The high profile and increasingly worldwide saga which surrounds the allegations by regulatory and governmental authorities with relation to the manipulation of FX benchmarks has now made its way to Denmark, where discord among six employees of Danske Bank who have had the metaphorical finger pointed at them for suspected price rigging, has resulted in a specialist department of the Police approaching the bank’s senior management.
The Fraud Squad has interviewed all of the employees which have been charged in the case, including four members of staff and two managers, subsequent to which the answers provided by these employees contradict eachother, according to Danish news source EPN.
As a result of this, the authorities saw fit to send the Police to Danske Bank’s management to clarify what has been implemented as standard procedure in the bank in relation to the trading of certain asset classes.
“We can confirm that we have heard all the accused in the case, and it has caused us to ask further questions to the Danish Bank’s management,” said Acting Attorney General and head of the fraud squad Henrik Helmer Steen.
The new investigative measures mean that in all probability will not be before the summer until the Police makes a decision whether to bring indictments in the case.
The case was brought to light by two trades in illiquid CIBOR bond in 2009, which is suspected to be completed via parameters which were manipulated by the bank’s employees, with the result that an unknown number of customers paid a premium for a total of £2.4 million.
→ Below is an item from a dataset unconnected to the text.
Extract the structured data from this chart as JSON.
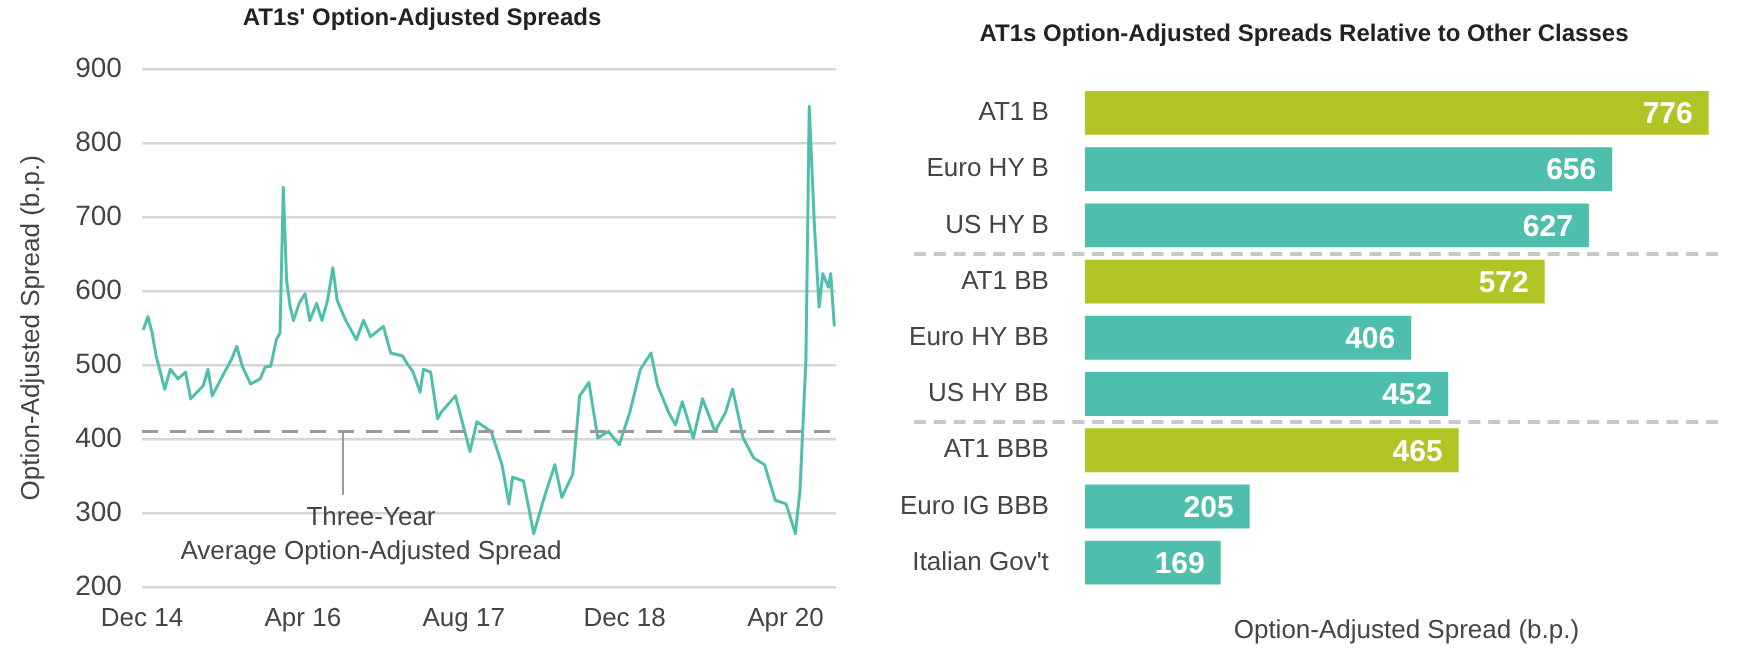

The financial authorites at the time made Danish Banking and Mortgage Denmark a deal with bond February 13, 2009 at a price which was 1.3 points higher than the market price and a corporation would later that day repay a loan and therefore purchase of £12 million of the bond. The raised rate gave the customer an additional cost of £154,440
Three weeks later, loans of approximately £650 million were due to be repaid by several customers. At this point, Danish Banking and Mortgage Denmark failed to disclose a trade conducted at a lower price on the same day. This made the customers’ bonds traded at a rate that was 0.35 points higher than the market price, which resulted in an extra £2,275,000 liabilty to customers.
Danske Bank discovered the matter in connection with it was to be material to another case in which the Danish financial services regulator is in the process of investigating whether Danish banks at large have tampered with the CIBOR rates.